For years we’ve been hearing about convergence and the changing landscape of physical security installations. At first it might have seemed futuristic or limited to a small portion of the market, but now the idea of physical security systems being implemented across Internet protocol (IP) networks is far more than an idea. It’s a reality that has permeated the market and is here to stay.
Today’s security dealers and integrators are already adapting, either by learning about IP-based systems and devices, or by partnering with those who know. But naturally the convergence of these two worlds—on one side the traditional installers of physical security, and on the other side the traditional information technology (IT) departments who manage computer networks—has led many to wonder whether this business relationship is cooperative or competitive. The truth, it seems, lies somewhere in the middle.

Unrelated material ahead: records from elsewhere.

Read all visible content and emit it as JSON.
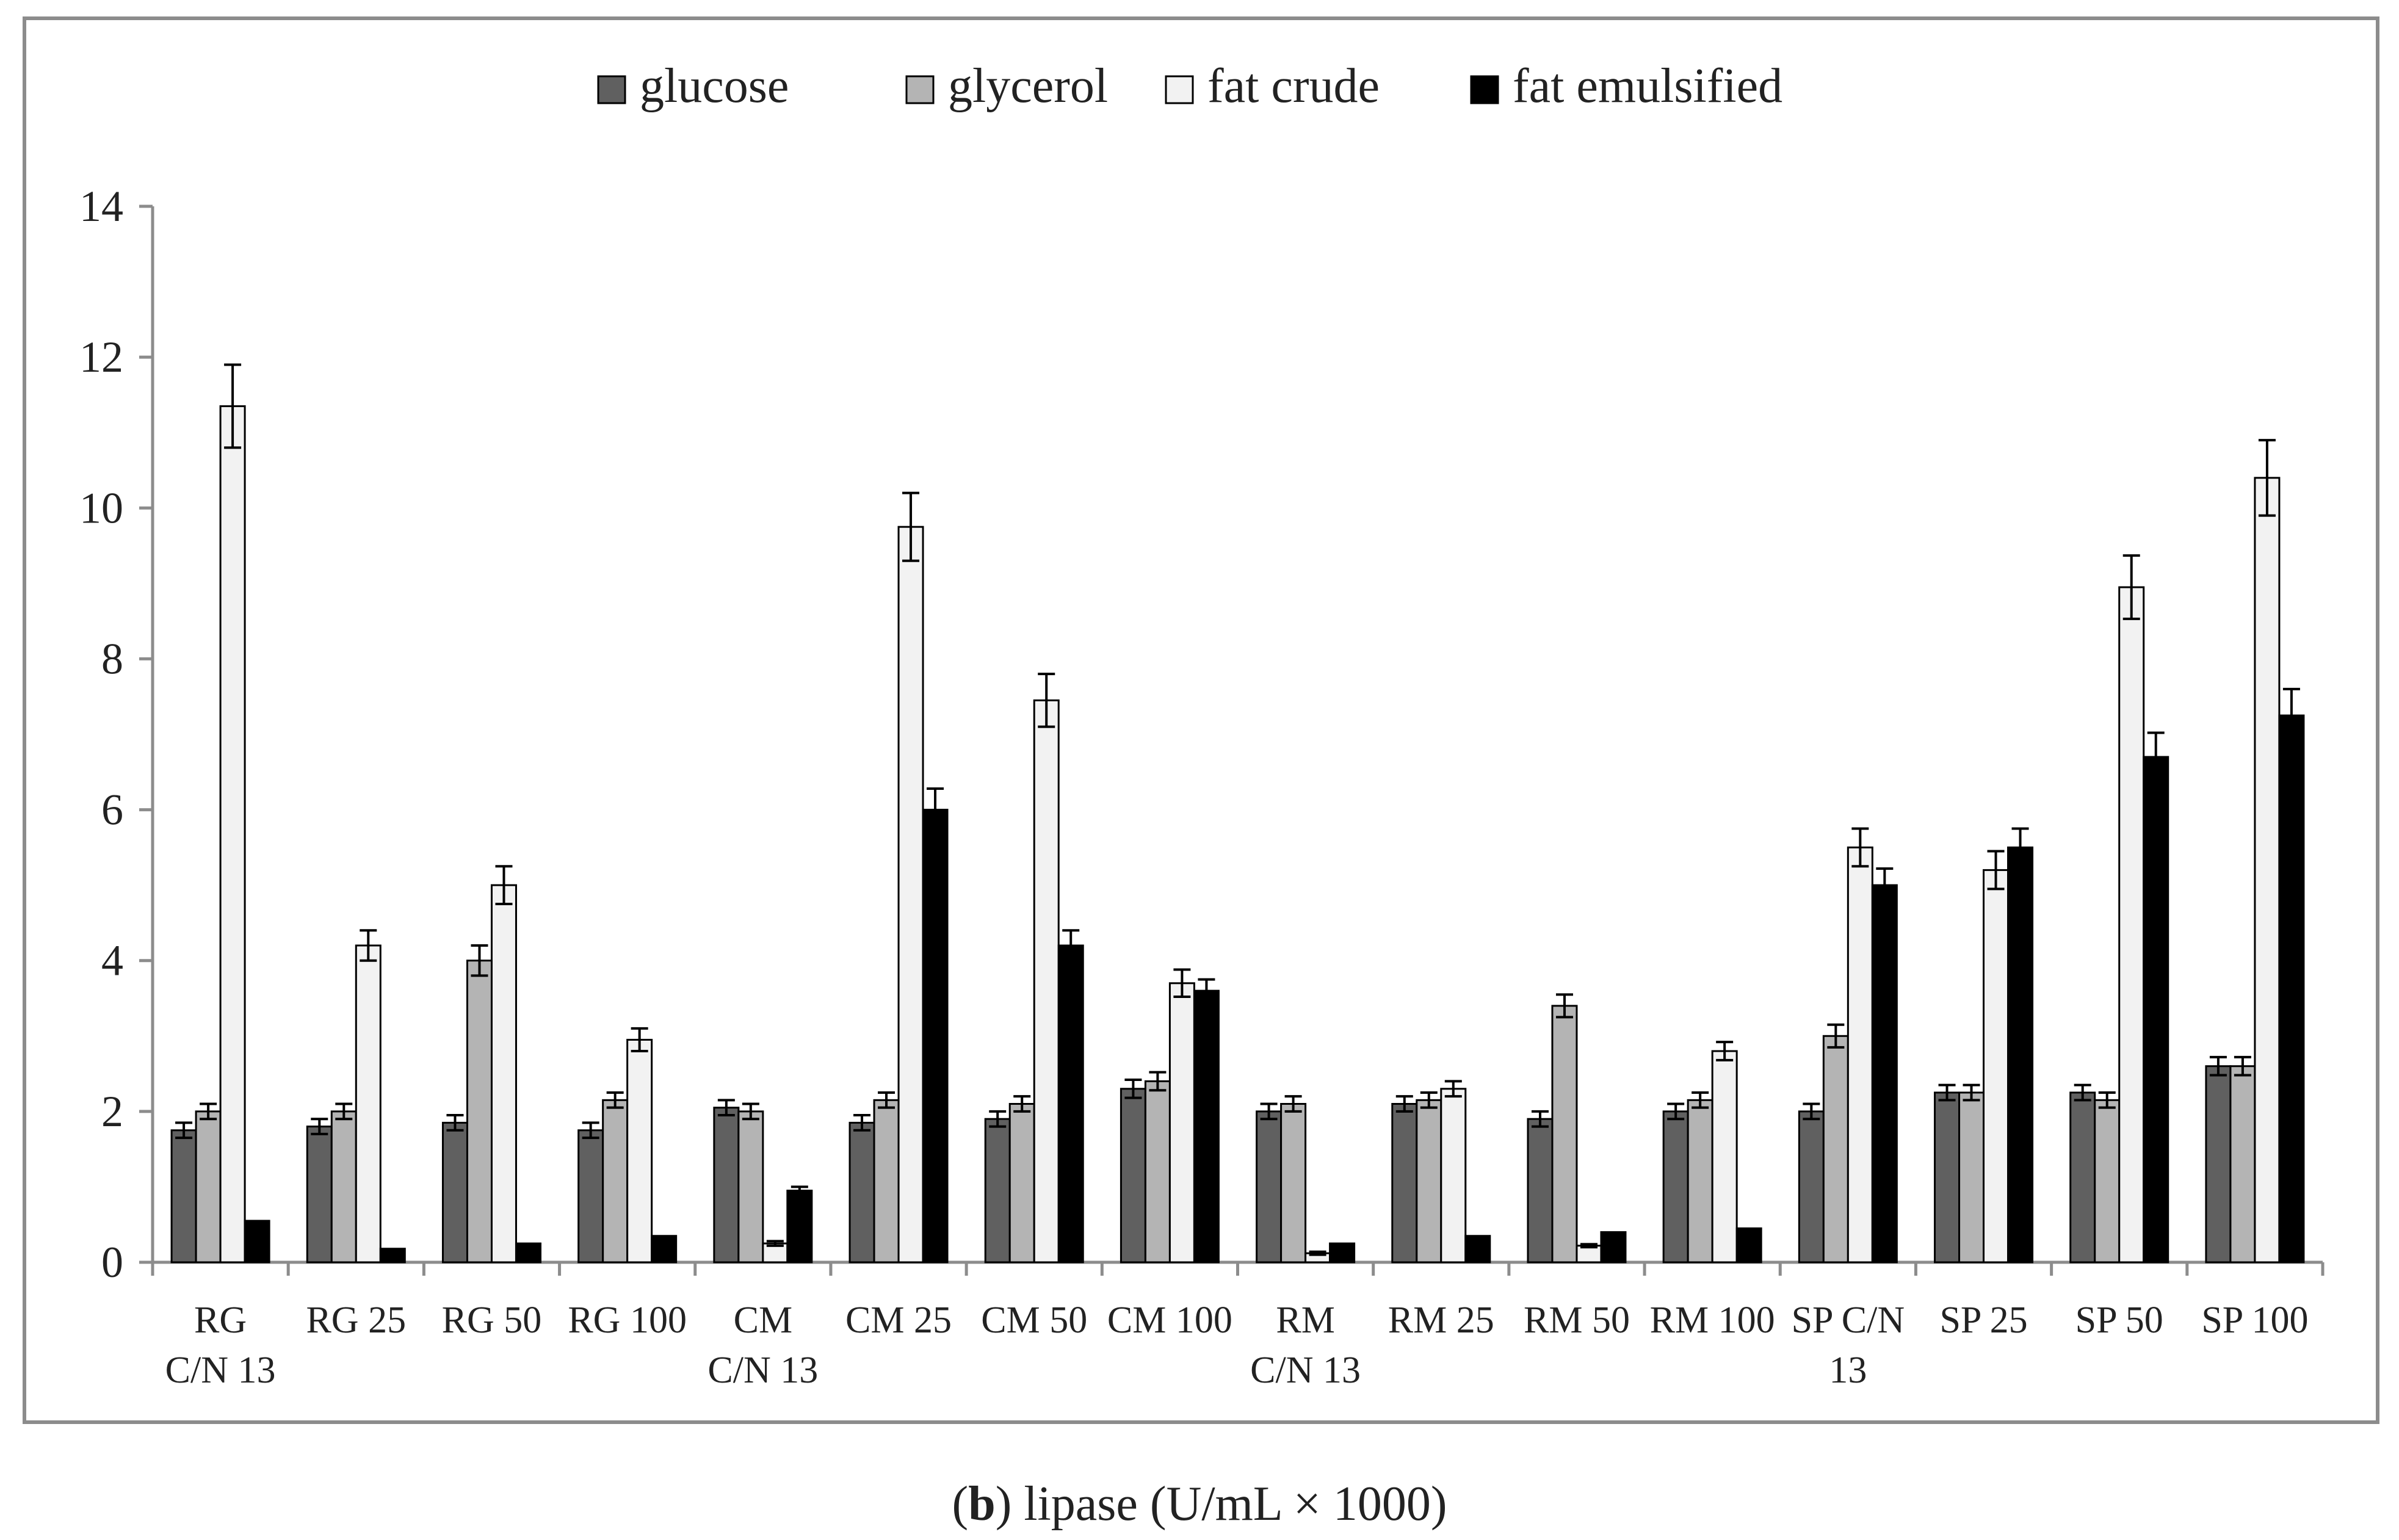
{
  "chart_data": {
    "type": "bar",
    "caption_prefix": "(",
    "caption_bold": "b",
    "caption_rest": ") lipase (U/mL × 1000)",
    "ylim": [
      0,
      14
    ],
    "yticks": [
      "0",
      "2",
      "4",
      "6",
      "8",
      "10",
      "12",
      "14"
    ],
    "categories": [
      [
        "RG",
        "C/N 13"
      ],
      [
        "RG 25"
      ],
      [
        "RG 50"
      ],
      [
        "RG 100"
      ],
      [
        "CM",
        "C/N 13"
      ],
      [
        "CM 25"
      ],
      [
        "CM 50"
      ],
      [
        "CM 100"
      ],
      [
        "RM",
        "C/N 13"
      ],
      [
        "RM 25"
      ],
      [
        "RM 50"
      ],
      [
        "RM 100"
      ],
      [
        "SP C/N",
        "13"
      ],
      [
        "SP 25"
      ],
      [
        "SP 50"
      ],
      [
        "SP 100"
      ]
    ],
    "series": [
      {
        "name": "glucose",
        "color": "#606060",
        "values": [
          1.75,
          1.8,
          1.85,
          1.75,
          2.05,
          1.85,
          1.9,
          2.3,
          2.0,
          2.1,
          1.9,
          2.0,
          2.0,
          2.25,
          2.25,
          2.6
        ],
        "errors": [
          0.1,
          0.1,
          0.1,
          0.1,
          0.1,
          0.1,
          0.1,
          0.12,
          0.1,
          0.1,
          0.1,
          0.1,
          0.1,
          0.1,
          0.1,
          0.12
        ]
      },
      {
        "name": "glycerol",
        "color": "#b4b4b4",
        "values": [
          2.0,
          2.0,
          4.0,
          2.15,
          2.0,
          2.15,
          2.1,
          2.4,
          2.1,
          2.15,
          3.4,
          2.15,
          3.0,
          2.25,
          2.15,
          2.6
        ],
        "errors": [
          0.1,
          0.1,
          0.2,
          0.1,
          0.1,
          0.1,
          0.1,
          0.12,
          0.1,
          0.1,
          0.15,
          0.1,
          0.15,
          0.1,
          0.1,
          0.12
        ]
      },
      {
        "name": "fat crude",
        "color": "#f2f2f2",
        "values": [
          11.35,
          4.2,
          5.0,
          2.95,
          0.25,
          9.75,
          7.45,
          3.7,
          0.12,
          2.3,
          0.22,
          2.8,
          5.5,
          5.2,
          8.95,
          10.4
        ],
        "errors": [
          0.55,
          0.2,
          0.25,
          0.15,
          0.03,
          0.45,
          0.35,
          0.18,
          0.02,
          0.1,
          0.02,
          0.12,
          0.25,
          0.25,
          0.42,
          0.5
        ]
      },
      {
        "name": "fat emulsified",
        "color": "#000000",
        "values": [
          0.55,
          0.18,
          0.25,
          0.35,
          0.95,
          6.0,
          4.2,
          3.6,
          0.25,
          0.35,
          0.4,
          0.45,
          5.0,
          5.5,
          6.7,
          7.25
        ],
        "errors": [
          0.0,
          0.0,
          0.0,
          0.0,
          0.05,
          0.28,
          0.2,
          0.15,
          0.0,
          0.0,
          0.0,
          0.0,
          0.22,
          0.25,
          0.32,
          0.35
        ]
      }
    ]
  }
}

To complicate matters further, not only are the roles of the traditional security dealer changing, but what they call themselves seems to be evolving as well. Increasing numbers of dealers now consider themselves integrators; and as the IT side gains more influence, another term which is more common on the IT side is now showing up among security installers: value-added reseller (VAR).
To get a better handle on what’s happening today with the increasing influence of IP networks on physical security installations, Security Dealer & Integrator spoke with Cisco, Lenel and some integrators from different parts of the country.

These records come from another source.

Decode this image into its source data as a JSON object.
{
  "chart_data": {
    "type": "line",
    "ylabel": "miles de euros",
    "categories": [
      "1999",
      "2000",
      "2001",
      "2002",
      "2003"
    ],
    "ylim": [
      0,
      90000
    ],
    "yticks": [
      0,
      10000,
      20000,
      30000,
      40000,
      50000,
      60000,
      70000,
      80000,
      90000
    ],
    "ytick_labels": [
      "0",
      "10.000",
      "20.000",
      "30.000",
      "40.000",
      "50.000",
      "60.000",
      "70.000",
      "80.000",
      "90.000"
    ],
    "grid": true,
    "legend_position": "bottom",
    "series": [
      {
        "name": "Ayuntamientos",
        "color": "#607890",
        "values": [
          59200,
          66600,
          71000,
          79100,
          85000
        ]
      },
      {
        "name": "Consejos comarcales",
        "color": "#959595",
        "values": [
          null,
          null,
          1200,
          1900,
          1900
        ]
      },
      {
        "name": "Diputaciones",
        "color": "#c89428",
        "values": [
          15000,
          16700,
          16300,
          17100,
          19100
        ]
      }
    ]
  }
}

How are security installations changing?
“Simply put, the biggest change is with information and IP-centered systems,” said Josh Phillips, director of Marketing, Lenel, Pittsford, N.Y. “Security integrators are becoming increasingly focused on how the systems layer into the network environment and the considerations that accompany the deployment of systems with assistance from IT. More IP devices are going to market being purpose-built for security. That says a lot about the adoption of IP. More and more customers are seeking sophisticated software applications that address their unique business needs. Properly leveraging technology to address those needs is paramount to achieving a successful installation, because often it’s not as much about the hardware as it is about the software.”
Kelly Carlberg, worldwide business development manager, Emerging Technologies, Cisco, San Jose, Calif., prefers the term “implemented” to “installed” when it comes to physical security these days. “Video surveillance and access control used to be installed. Today we are implementing solutions,” he explained. “Sleight of hand or a real difference in real practice? We see physical security as information that can be shared between multiple applications across a network. The real difference is how we use the information. We want to leverage this information to make HR, IT, Operations and business decisions in real time. A door opening is used for more then an alarm contact. This has changed how ‘physical security’ is installed.”
Mark Fischer, vice president and chief technology officer, NationWide Digital Monitoring Co., Freeport, N.Y., agreed that many security applications also are being utilized as management tools via the network. He has noticed the biggest changes in security installations within the past year or two as Voice over IP (VoIP) has become increasingly popular and manufacturers have come up with IP solutions for the AMPS Sunset Clause. “Up until then there were Internet products available and DVR’s that were on the Internet, but within these past 18 months there seems to be a dramatic change.”
Jason Stoddard, camera/access department manager, Alarm Detection Systems Inc., Aurora, Ill., noted that he’s seeing many security installations planned around a building’s network closets such as MDF (main distribution frame) and IDF (intermediate distribution frame) rooms. “Since the majority of our equipment ends up connected to the network anyway, it makes a lot of sense to locate it in these rooms which are generally secure and temperature controlled,” he said. “We’re also seeing a shift towards PoE (Power over Ethernet)-enabled and ‘edge’ type devices which really simplify wiring. Twisted pair wiring (CAT6) is beginning to be a possibility for more and more systems.”